Designing APIs for AI-First Applications

Building APIs for AI-powered applications introduces constraints and patterns that traditional API design wisdom does not fully address. Streaming responses, long-running inference jobs, prompt management endpoints, and embedding search routes all require intentional design decisions.

This post distills the patterns we have found most durable across the AI applications we have built.

Streaming Is a First-Class Concern

LLM inference is slow relative to traditional API responses. A GPT-4o call for a long output can take 10-30 seconds. Returning this as a single HTTP response gives users a blank screen with a spinner — a terrible experience.

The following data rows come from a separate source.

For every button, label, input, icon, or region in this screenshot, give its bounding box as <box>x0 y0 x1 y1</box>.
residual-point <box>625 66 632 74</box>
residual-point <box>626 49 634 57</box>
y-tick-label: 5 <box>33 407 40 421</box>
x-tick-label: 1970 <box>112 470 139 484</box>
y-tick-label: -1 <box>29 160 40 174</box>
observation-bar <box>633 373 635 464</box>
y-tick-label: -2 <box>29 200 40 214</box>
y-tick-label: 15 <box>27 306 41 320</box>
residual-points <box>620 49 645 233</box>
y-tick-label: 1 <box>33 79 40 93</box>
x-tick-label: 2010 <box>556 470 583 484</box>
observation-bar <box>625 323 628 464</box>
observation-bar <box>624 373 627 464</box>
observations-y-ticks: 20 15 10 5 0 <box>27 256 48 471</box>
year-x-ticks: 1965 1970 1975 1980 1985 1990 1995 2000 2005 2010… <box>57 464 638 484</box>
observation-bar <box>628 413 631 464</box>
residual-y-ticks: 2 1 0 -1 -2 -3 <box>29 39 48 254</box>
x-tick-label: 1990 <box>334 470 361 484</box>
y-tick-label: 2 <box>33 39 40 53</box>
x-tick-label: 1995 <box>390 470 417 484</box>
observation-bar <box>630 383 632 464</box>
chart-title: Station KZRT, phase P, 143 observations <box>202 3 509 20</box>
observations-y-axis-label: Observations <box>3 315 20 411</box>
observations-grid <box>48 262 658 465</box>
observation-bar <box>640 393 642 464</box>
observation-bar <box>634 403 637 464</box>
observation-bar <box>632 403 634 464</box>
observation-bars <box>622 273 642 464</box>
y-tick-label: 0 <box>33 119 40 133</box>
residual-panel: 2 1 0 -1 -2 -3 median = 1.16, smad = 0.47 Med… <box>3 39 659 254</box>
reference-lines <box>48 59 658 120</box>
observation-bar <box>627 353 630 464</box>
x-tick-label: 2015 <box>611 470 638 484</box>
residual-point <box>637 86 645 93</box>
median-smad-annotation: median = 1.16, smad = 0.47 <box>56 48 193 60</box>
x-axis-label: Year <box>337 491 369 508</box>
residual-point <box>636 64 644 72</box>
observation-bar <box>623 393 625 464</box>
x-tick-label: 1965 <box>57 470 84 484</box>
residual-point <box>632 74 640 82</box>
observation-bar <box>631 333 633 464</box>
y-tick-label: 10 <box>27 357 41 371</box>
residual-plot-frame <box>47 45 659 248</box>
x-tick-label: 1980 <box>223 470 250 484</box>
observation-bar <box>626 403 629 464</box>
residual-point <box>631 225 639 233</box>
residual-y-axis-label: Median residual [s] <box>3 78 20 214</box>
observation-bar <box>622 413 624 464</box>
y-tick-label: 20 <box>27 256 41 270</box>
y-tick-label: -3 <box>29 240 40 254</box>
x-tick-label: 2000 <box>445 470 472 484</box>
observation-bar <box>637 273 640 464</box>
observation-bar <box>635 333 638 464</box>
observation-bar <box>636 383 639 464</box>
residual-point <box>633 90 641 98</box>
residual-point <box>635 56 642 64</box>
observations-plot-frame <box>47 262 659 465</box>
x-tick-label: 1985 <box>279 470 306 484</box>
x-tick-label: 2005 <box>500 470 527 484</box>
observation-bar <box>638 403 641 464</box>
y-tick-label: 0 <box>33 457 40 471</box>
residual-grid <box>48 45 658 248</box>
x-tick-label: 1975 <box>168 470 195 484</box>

Design your AI endpoints to stream from the start. Use Server-Sent Events (SSE) for simplicity or WebSockets when you need bidirectional communication. Structure your API so streaming is the default, not an afterthought.

typescript

// SSE streaming endpoint (Node.js / Express)
app.get('/api/chat/stream', async (req, res) => {
  res.setHeader('Content-Type', 'text/event-stream');
  res.setHeader('Cache-Control', 'no-cache');
  res.setHeader('Connection', 'keep-alive');

  const stream = await openai.chat.completions.create({
    model: 'gpt-4o',
    messages: req.body.messages,
    stream: true,
  });

  for await (const chunk of stream) {
    const delta = chunk.choices[0]?.delta?.content ?? '';
    if (delta) res.write(`data: ${JSON.stringify({ text: delta })}\n\n`);
  }

  res.write('data: [DONE]\n\n');
  res.end();
});

Async Job Pattern for Long-Running Inference

For tasks that take longer than 30 seconds — document analysis, multi-step agent runs, batch embeddings — design an async job pattern: POST returns a job ID immediately, GET polls for status and result.

This keeps your API responsive, allows clients to retry status checks on reconnect, and gives you a natural place to implement job queuing, priority, and cancellation.

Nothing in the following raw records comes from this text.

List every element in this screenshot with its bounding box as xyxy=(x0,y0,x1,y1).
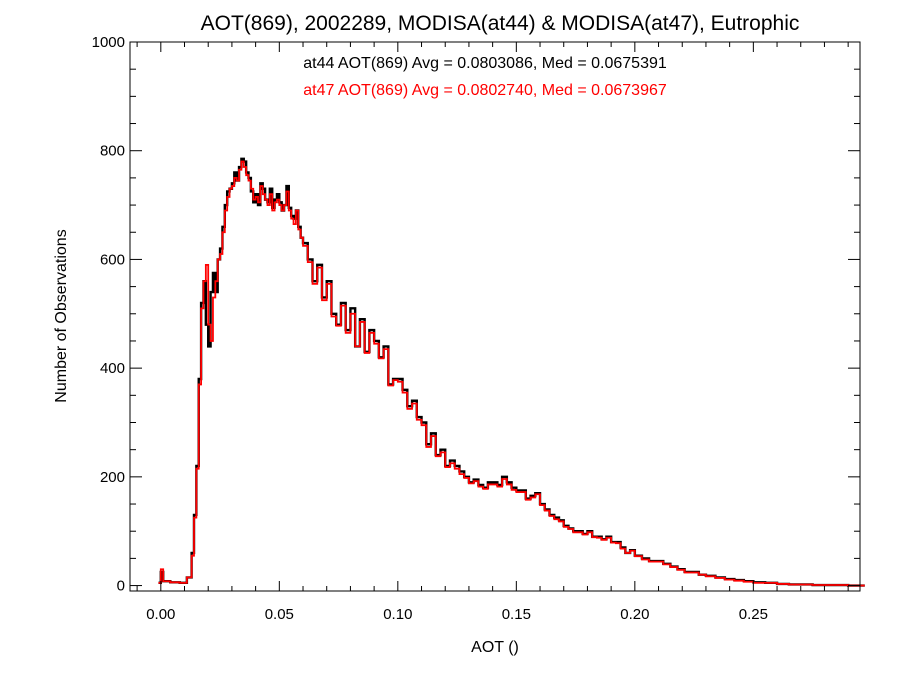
annotation-at44-stats: at44 AOT(869) Avg = 0.0803086, Med = 0.0… xyxy=(303,55,667,72)
y-axis: 0 200 400 600 800 1000 xyxy=(92,34,860,595)
plot-frame xyxy=(129,41,861,592)
y-axis-label: Number of Observations xyxy=(53,229,70,402)
x-tick-label: 0.00 xyxy=(146,606,175,623)
x-tick-label: 0.25 xyxy=(739,606,768,623)
y-tick-label: 800 xyxy=(100,143,125,160)
annotation-at47-stats: at47 AOT(869) Avg = 0.0802740, Med = 0.0… xyxy=(303,82,667,99)
x-tick-label: 0.05 xyxy=(265,606,294,623)
annotations: at44 AOT(869) Avg = 0.0803086, Med = 0.0… xyxy=(303,55,667,99)
x-axis-label: AOT () xyxy=(471,639,519,656)
x-tick-label: 0.10 xyxy=(383,606,412,623)
y-tick-label: 1000 xyxy=(92,34,125,51)
y-tick-label: 0 xyxy=(117,578,125,595)
x-tick-label: 0.20 xyxy=(620,606,649,623)
x-tick-label: 0.15 xyxy=(502,606,531,623)
y-tick-label: 600 xyxy=(100,251,125,268)
series-group xyxy=(158,157,865,587)
series-line-at47 xyxy=(158,160,865,587)
chart-title: AOT(869), 2002289, MODISA(at44) & MODISA… xyxy=(201,12,800,35)
y-tick-label: 200 xyxy=(100,469,125,486)
y-tick-label: 400 xyxy=(100,360,125,377)
series-line-at44 xyxy=(158,157,865,587)
x-axis: 0.00 0.05 0.10 0.15 0.20 0.25 xyxy=(136,42,849,623)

POST /api/jobs → { jobId, status: 'queued' }
GET /api/jobs/:id → { status: 'processing' | 'complete' | 'failed', result? }
DELETE /api/jobs/:id → cancel a running job
POST /api/jobs/:id/retry → retry a failed job

Versioning Prompts Like Code

Your system prompts and few-shot examples are part of your API contract — they determine the behaviour of your endpoints. Treat them as versioned artefacts stored in your backend, not hardcoded strings in your source code.

Expose a prompts management API or use a dedicated prompt registry. This lets you update prompt behaviour without a code deployment, A/B test prompt versions, and roll back problematic prompt changes instantly.

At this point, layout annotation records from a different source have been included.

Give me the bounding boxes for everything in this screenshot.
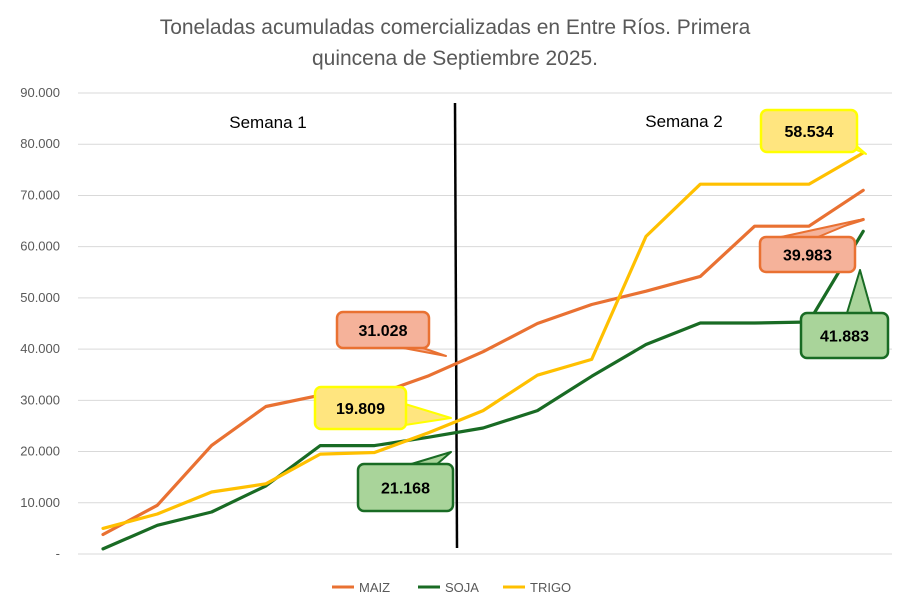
callout-box	[799, 311, 890, 360]
series-line-maiz	[101, 188, 865, 537]
y-tick-label: 90.000	[20, 85, 60, 100]
legend-label: TRIGO	[530, 580, 571, 595]
callout-box	[313, 385, 408, 431]
callout-box	[356, 462, 455, 513]
callout-pointer	[846, 269, 873, 314]
callout-pointer	[404, 403, 452, 426]
callout-label: 58.534	[785, 124, 834, 141]
annotation-semana-1: Semana 1	[229, 113, 307, 132]
series-layer	[101, 151, 865, 551]
y-tick-label: 50.000	[20, 290, 60, 305]
callout-trigo: 19.809	[313, 385, 452, 431]
y-tick-label: 30.000	[20, 392, 60, 407]
legend-item-trigo: TRIGO	[503, 580, 571, 595]
y-tick-label: 10.000	[20, 495, 60, 510]
y-tick-label: 40.000	[20, 341, 60, 356]
y-tick-label: 70.000	[20, 187, 60, 202]
chart-title-line-1: Toneladas acumuladas comercializadas en …	[160, 16, 751, 39]
callout-pointer	[780, 219, 860, 238]
y-axis-ticks: - 10.000 20.000 30.000 40.000 50.000 60.000 70.…	[20, 85, 60, 561]
callout-trigo: 58.534	[759, 108, 867, 155]
annotation-semana-2: Semana 2	[645, 112, 723, 131]
y-tick-label: -	[56, 546, 60, 561]
series-line-trigo	[101, 151, 865, 531]
callout-box	[335, 310, 431, 350]
legend-item-soja: SOJA	[418, 580, 479, 595]
callout-box	[758, 235, 857, 274]
callout-soja: 41.883	[799, 269, 890, 360]
legend-item-maiz: MAIZ	[332, 580, 390, 595]
y-tick-label: 20.000	[20, 444, 60, 459]
chart-title-line-2: quincena de Septiembre 2025.	[312, 47, 598, 70]
callout-label: 31.028	[359, 323, 408, 340]
callout-label: 21.168	[381, 481, 430, 498]
callout-label: 19.809	[336, 401, 385, 418]
callout-label: 39.983	[783, 248, 832, 265]
callout-box	[759, 108, 859, 154]
callout-maiz: 39.983	[758, 219, 860, 274]
series-line-soja	[101, 229, 865, 551]
y-tick-label: 80.000	[20, 136, 60, 151]
week-divider-line	[453, 102, 459, 549]
callout-label: 41.883	[820, 329, 869, 346]
y-tick-label: 60.000	[20, 239, 60, 254]
legend-label: MAIZ	[359, 580, 390, 595]
callout-maiz: 31.028	[335, 310, 447, 357]
legend-label: SOJA	[445, 580, 479, 595]
legend: MAIZ SOJA TRIGO	[332, 580, 571, 595]
callout-layer: 31.028 19.809 21.168 58.534 39.983 41.883	[313, 108, 890, 513]
callout-soja: 21.168	[356, 451, 455, 513]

Semantic Search Endpoint Design

If your API exposes RAG-powered search, design the response to include both the generated answer and the source chunks that informed it. Clients need this for reference attribution, debugging, and user trust (showing 'based on document X').

Include chunk scores in the response. Expose a `minScore` query parameter so clients can filter low-confidence retrievals. Log every search query and its retrieved chunks — this data will drive your retrieval quality improvements.

Rate Limiting and Cost Controls

AI inference is expensive per request in a way that traditional CRUD operations are not. A single complex agent run can consume as much compute as thousands of database reads.

Implement token-level rate limiting, not just request-level. Track estimated token usage per user/tenant and expose usage data via your API so clients can build their own dashboards. Set hard limits that protect your margin and soft limits that trigger warnings before cutting off access.